Benar saja setelah melintasi didepan tempat aku mengambil gambar terlihat tentara perdamaian Indonesia dengan gagah duduk didalam truck tersebut dengan menggunakan baret biru muda berlambang UN.
Suasana di sekitar tempat penginapan kami sekarang sudah diliputi oleh kepanikan.
Pesawat-pesawat tempur silih berganti kini terbang diatas kepala kami bagaikan burung-burung malam yang akan melalap mangsanya.
Seiring dengan itu bom-bom pun dijatuhkan dari serangan udara tersebut.
Bummmm...Bummmm....Bummmm..
Kini dentuman kembali terdengar bertubi-tubi, entah berapa puluhan rumah yang hancur menjadi puing-puing akibat serangan itu.

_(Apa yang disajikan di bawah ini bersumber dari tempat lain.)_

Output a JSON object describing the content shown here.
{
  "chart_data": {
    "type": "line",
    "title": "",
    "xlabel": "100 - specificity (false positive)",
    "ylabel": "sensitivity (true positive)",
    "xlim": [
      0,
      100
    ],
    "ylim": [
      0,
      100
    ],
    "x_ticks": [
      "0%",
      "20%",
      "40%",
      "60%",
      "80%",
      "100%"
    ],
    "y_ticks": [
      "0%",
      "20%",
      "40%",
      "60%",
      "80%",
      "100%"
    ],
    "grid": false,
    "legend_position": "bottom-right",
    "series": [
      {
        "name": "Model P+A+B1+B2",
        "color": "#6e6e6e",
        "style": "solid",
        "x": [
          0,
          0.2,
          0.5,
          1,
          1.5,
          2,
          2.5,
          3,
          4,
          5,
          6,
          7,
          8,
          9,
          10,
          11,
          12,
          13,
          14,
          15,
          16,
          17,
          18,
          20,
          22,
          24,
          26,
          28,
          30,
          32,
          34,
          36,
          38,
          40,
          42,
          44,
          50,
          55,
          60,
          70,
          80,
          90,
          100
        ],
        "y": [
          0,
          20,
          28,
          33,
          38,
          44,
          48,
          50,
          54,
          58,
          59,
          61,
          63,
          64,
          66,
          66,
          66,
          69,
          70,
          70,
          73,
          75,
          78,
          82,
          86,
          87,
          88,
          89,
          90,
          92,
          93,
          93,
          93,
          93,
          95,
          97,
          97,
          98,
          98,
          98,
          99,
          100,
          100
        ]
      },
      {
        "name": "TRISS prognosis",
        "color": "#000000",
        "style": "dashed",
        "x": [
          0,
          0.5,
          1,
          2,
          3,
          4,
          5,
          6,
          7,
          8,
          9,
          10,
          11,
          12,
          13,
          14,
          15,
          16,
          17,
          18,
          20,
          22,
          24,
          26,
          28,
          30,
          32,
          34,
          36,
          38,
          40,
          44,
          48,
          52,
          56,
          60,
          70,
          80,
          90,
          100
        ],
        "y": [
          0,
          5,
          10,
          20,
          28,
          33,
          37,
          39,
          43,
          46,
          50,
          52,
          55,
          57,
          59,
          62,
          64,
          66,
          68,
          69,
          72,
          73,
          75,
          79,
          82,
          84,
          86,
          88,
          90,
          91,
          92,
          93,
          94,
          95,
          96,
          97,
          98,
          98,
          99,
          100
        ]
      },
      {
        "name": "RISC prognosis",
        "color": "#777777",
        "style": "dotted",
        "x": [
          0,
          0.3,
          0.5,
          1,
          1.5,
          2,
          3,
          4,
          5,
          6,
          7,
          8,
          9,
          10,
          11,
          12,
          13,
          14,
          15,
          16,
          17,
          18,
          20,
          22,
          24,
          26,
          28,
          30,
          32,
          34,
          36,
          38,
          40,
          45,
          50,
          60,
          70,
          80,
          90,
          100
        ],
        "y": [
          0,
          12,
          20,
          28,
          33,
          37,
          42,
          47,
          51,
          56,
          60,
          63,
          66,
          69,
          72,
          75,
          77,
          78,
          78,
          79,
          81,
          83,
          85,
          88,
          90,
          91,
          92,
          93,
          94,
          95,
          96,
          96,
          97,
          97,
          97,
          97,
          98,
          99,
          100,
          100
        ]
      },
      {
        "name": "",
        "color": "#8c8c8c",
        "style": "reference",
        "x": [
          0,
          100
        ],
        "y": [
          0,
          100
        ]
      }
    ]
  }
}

Entah berapa pula korban yang jatuh dari serangan itu, mungkin puluhan ataupun ratusan.
Namun yang pasti serangan malam ini begitu dahsyat dan sangat mencekam.
Hampir seluruh kota Kandahar menjadi gelap gulita akibat pemutusan aliran listrik dampak dari serangan itu.
Hanya cahaya-cahaya api yang berkobar dari ledakan-ledakan pertempuran.
Aku, Rio dan Sherly masih terus memantau situasi dan mengamati setiap detik peristiwa itu untuk kami catatkan dalam laporan media kami.
Sebuah sejarah besar bagi generasi yang akan datang setiap peristiwa yang terjadi ini.
Treteettet....Tretreetet...
Bummmm...Bummmm....
Puluhan ton bahan peledak telah memberangus wilayah ini dan menjadikan tangisan-tangisan pilu bagi Masyarakatnya.
...ΩΩΩΩΩΩΩΩΩΩΩΩΩΩΩΩ...
...ΩΩΩΩΩΩΩΩΩΩΩΩΩΩΩΩ...
Keesokan harinya aku dan Rio bersama Sherly meninjau lokasi-lokasi yang terdampak dari serangan malam tadi.
Namun sayang, banyak tempat yang diblokade oleh pihak keamanan.
Kami hanya mampu mengambil dokumentasinya dari sedikit kejauhan.
Banyak sekali korban yang luka-luka dibawa dengan tandu untuk diberi pertolongan.
"Mungkin ada ratusan orang yang tewas dalam serangan ini" ujarku dalam hati.
Tangisan pilu terdengar dari sudut-sudut kota, hal ini membuat sangat miris hati melihatnya.
"Bagaimana kita dapat mengirim berita?" tanya Rio kepadaku.
"Sementara jaringan internet hari ini terputus" Sambungnya.
Sambil mengankat kedua bahuku dan menarik nafas panjang "Aku tidak tau!" jawabku.
Akupun menoleh kekanan dan kekiri bagaikan orang yang sedang kebingungan.
Dengan kamera ditanganku, aku terus mengabadikan lokasi-lokasi kejadian.
Aku berjalan menelusuri lorong-lorong mencari warga yang daoat ku ajak berdialog.
Namun sayang, tidak satupun warga yang ingin berkomentar.
Mereka masih sibuk dan berduka dibalik tangisan pilunya.